The former aldermen appearing at Sunday’s event included Jim Perillo (also a former mayoral candidate), Marcus Paca, Liz McCormack (whom Paca unseated in 2009), Tomas Reyes, Linda Townsend-Maier, Gwen Newton, Al Paolillo Sr., Yusuf Shah, Tony Dawson, Esther Armand, Barbara Walker, Nathan Joyner, Joyce Poole, Gerry Garcia, Gerald Antunes, Greg Smith, Jim Newton, Katrina Jones, Shirley Ellis-West, Ellsworth Simmonds, and Michael Morand.
Also backing Harp, according to her campaign, but not present at the event: Charles Blango, Kevin Diaz, Wilie Joe Moore, Vinnie Mauro Jr., Robert Lee, Rosa Santana, Jimmy Jones, Bryan Anderson, Portia Jenkins, Willie Greene, Brian Jenkins, Sally Brooker, Vanessa Burns, Juan Candelaria, Joshua Moore, Teddy Glover, Mae Ola Riddick, and Raul Avila.

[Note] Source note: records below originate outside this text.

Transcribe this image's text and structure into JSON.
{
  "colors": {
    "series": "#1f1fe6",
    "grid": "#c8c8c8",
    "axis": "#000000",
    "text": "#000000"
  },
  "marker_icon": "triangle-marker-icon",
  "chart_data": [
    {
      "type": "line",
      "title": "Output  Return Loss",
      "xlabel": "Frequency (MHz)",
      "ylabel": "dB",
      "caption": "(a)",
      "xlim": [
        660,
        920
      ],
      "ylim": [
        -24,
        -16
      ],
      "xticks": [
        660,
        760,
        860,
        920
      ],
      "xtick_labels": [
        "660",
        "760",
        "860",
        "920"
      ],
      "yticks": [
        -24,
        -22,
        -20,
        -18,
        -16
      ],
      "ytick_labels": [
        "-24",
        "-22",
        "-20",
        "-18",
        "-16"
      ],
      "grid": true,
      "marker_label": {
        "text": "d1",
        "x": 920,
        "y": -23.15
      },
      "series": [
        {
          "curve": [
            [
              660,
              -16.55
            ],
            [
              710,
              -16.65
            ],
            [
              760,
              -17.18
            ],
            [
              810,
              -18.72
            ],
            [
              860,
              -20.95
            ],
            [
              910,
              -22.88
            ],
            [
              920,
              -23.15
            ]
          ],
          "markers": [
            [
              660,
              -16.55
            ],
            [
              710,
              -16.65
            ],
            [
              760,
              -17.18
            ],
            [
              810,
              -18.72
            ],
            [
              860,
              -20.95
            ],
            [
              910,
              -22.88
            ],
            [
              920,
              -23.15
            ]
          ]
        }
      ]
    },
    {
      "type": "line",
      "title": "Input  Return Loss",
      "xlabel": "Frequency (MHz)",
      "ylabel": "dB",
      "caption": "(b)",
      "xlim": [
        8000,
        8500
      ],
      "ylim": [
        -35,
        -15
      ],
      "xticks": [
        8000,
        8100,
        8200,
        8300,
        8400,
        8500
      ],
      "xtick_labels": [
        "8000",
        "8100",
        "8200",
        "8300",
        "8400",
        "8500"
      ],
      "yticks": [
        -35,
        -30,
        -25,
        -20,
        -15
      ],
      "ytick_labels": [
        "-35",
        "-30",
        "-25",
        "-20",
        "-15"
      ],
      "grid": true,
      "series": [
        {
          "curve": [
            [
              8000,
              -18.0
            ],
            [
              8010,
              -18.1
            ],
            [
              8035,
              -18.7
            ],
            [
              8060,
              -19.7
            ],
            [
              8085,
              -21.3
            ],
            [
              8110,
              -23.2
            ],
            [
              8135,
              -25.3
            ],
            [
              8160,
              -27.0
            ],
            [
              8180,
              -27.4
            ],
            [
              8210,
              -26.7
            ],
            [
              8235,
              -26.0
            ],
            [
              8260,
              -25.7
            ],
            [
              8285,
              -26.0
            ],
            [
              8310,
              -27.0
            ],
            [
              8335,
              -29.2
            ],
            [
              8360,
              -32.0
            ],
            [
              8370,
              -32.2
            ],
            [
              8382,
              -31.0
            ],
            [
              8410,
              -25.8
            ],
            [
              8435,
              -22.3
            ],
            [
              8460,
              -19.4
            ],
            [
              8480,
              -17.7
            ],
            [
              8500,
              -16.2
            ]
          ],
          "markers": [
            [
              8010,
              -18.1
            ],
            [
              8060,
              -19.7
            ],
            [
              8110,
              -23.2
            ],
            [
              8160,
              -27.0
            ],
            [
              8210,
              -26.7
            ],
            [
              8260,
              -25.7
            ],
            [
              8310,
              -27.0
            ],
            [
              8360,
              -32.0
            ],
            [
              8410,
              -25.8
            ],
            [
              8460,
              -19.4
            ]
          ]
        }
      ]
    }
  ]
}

Michael Morand’s presence was significant in that he is often the public face in New Haven of the Yale administration — which in the past has not visibly been aligned with candidates backed by Yale unions. In former years, the unions have sometimes backed candidates in part to pressure Yale. But this is a new day: Yale and its unions have at least for now buried their historic animosity, last year reached an amicable contract without threat of a strike, and collaborated on a “jobs pipeline” program. While individual Yale-union-backed aldermen voted against a recent deal to sell parts of High and Wall streets to the university for $3 million, many others voted in favor.
Morand insisted his presence Sunday had nothing to do with his role at Yale. Instead, he held up a 1989 copy of the Yale Herald showing Harp endorsing him for alderman.
“For reportorial objective purposes of this event, I am ‘a citizen of New Haven and former alderman,’” not a former Yale assistant vice-president or current Yale spokesman, Morand instructed a reporter. “This doesn’t have anything to do with Yale.”
Harp was asked her opinion of the recent Wall and High sale. Two of her opponents, Fernandez and Justin Elicker, have come out against the sale.
“The real issue to me is it’s a short-term gain,” Harp replied. She said as mayor she would seek to close budget gaps with recurring revenue streams, not one-time revenues. That said, she acknowledged she had been on the Board of Aldermen the first the city temporarily sold the streets to Yale to close a budget gap, and she voted for it. “We were in desperate straits” back then, she said. Before she can say whether she would have voted to approve this most recent $3 million sale, she said, she would need to know “how desperate straits we were in” now.